Dear handpan friends,
today I would like to give you a little insight into my experience as a street musician. Since the first hours I spent with my handpan I was sure: I want to share this instrument with other people. Not only the sound, but also the appearance and the whole effect of the handpan had such an attractive and mystical effect on me that it didn't take long until I really dared to play it in front of others.
The first time on the street
The first time I sat with a friend in a small pedestrian zone in Berlin Schöneberg in front of a café - at that time I was already very grateful to her for the impulse to sit down with me on the street, because alone it would probably have taken a few more weeks or months until I would have dared to do it.
And since that moment it was love on first sight. I got up, had breakfast and went off to sit on the street and play for people all day. I continued for months, if I remember correctly even for a few years.
Facing the unknown and overcome your fear
What makes playing on the street so special for me is that it gives me an uncanny sense of freedom and connectedness. Not only with my environment, but especially with myself. No place or activity has ever mirrored me myself as clearly and unambiguously as making music on the street. Initially, I was strongly confronted with enduring looks that I perceived as negative or disapproving. While it was the most beautiful thing in the world for me to play handpan, it was also filled with a lot of prejudice to put myself out on the street.

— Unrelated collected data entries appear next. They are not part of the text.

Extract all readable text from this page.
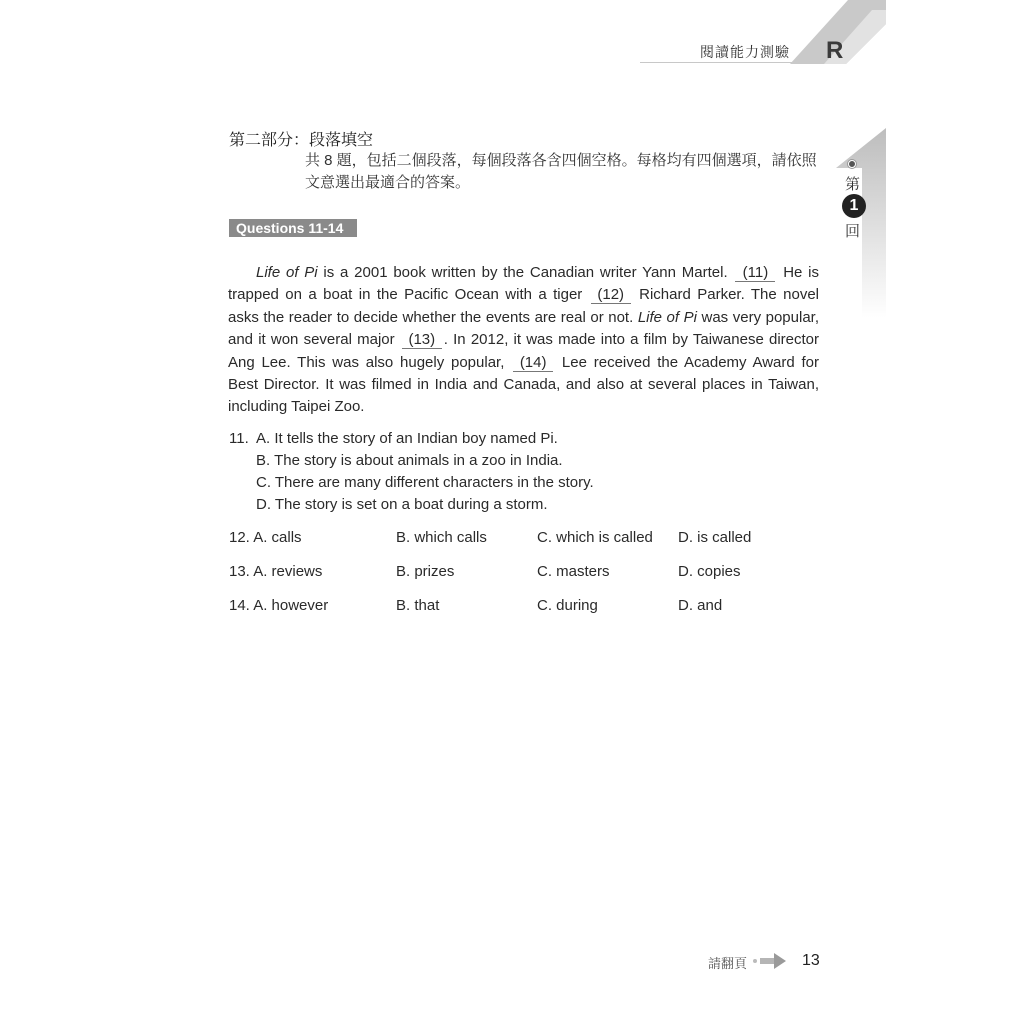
閱讀能力測驗 R
第
1
回
第二部分：段落填空
共 8 題，包括二個段落，每個段落各含四個空格。每格均有四個選項，請依照文意選出最適合的答案。
Questions 11-14
Life of Pi is a 2001 book written by the Canadian writer Yann Martel. (11) He is trapped on a boat in the Pacific Ocean with a tiger (12) Richard Parker. The novel asks the reader to decide whether the events are real or not. Life of Pi was very popular, and it won several major (13) . In 2012, it was made into a film by Taiwanese director Ang Lee. This was also hugely popular, (14) Lee received the Academy Award for Best Director. It was filmed in India and Canada, and also at several places in Taiwan, including Taipei Zoo.
11. A. It tells the story of an Indian boy named Pi.
B. The story is about animals in a zoo in India.
C. There are many different characters in the story.
D. The story is set on a boat during a storm.
12. A. calls	B. which calls	C. which is called D. is called
13. A. reviews	B. prizes	C. masters	D. copies
14. A. however	B. that	C. during	D. and
請翻頁	13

Over the weeks and months, I developed a very special relationship with my new life. My handpan was always on my shoulders even when I went shopping. Even if I was only waiting 2 minutes for the next subway, I would take my handpan out of my bag and play. For me and for the people. I just lived to let my hands fly over my handpan. Here a picture of me playing handpan in the metro station Berlin Turmstraße while waiting for the subway, 2014.
And so my life changed more and more in a direction I had always wanted. The shy, insecure Malte became a person who dared to look into the dark corners of himself - to press on all the points that hurt, because small and big injuries lie underneath. Through this I began to feel myself, to get to know myself. And that is the street music for me - personal development and inner growth.
Often we are asked where we learned to play. Whether we had teachers or watched videos. My answer is always: I learned it on the street.
Thank you for being part of our handpan journey! See you soon, Malte.